Because their ‘college rebellion’ cost Kashmiri lives, cost the sanity of thousands of Kashmiris who couldn’t get over the dark decades of the proxy war, who lost loved ones, sacrificed so much, often at great risk to their lives to uphold the tiranga in the Valley. To see them let off so lightly with second chances is an insult to the blood of martyrs and innocents shed by their military wings, for whom these overground intellectuals used to provide cover fire to their terror activities.
The internal insurgency of the PFI should have alerted the government of how far embedded the infiltration of Islamism is. Nationalists who are at great risk to their lives and careers are still struggling against Islamist forces. To see former Islamists being eulogised, rewarded, and mainstreamed is demoralising and many do give up, receding into their shells and their families, not bothering what trajectory the country or the troubled region takes. With designs of Soros-like people for India exposed, the government should have openly expressed its intolerance for Islamists and support for Indian nationalists of Muslim heritage.
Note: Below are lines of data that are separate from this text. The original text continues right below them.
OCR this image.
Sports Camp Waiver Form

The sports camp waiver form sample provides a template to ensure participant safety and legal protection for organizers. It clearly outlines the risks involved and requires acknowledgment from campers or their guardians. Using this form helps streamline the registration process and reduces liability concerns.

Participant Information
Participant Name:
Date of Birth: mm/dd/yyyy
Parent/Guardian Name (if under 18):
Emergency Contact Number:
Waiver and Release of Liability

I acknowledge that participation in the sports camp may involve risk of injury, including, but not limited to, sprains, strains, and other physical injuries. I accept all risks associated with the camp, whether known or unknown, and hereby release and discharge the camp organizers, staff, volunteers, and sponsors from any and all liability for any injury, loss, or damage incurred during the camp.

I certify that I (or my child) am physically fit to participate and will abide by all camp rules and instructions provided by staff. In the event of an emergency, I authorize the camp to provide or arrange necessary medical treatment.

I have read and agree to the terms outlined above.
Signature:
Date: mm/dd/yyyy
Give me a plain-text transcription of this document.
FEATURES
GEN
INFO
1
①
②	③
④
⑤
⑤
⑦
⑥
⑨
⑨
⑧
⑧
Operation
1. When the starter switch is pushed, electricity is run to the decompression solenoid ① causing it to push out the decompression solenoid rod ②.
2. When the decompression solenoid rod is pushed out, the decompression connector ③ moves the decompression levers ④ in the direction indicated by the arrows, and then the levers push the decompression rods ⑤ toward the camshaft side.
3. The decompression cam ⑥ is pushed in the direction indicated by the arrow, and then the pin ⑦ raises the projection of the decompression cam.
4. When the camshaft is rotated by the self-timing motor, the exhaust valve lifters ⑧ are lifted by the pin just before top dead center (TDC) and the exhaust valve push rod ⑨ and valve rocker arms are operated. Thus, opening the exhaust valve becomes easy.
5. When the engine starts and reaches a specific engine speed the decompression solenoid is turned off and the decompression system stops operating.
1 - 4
The soft, covert, closet Islamists will have to be weeded out. Inter-faith seminars, reconciliation workshops and diversity talk circuits do not change attitudes on the streets of Shaheen Bagh or downtown Srinagar. A tough stance coming from leaders, clerics, and social media influencers is what is going to force millions to walk into the 21st century and leave behind the medieval mentality which believes women do not have half the brain as men and should be shrouded in black from head to toe or that non-Muslims deserve to be killed if they do not convert.
The author is a writer and an educationist from Srinagar. Views expressed in the above piece are personal and solely that of the author. They do not necessarily reflect News18’s views.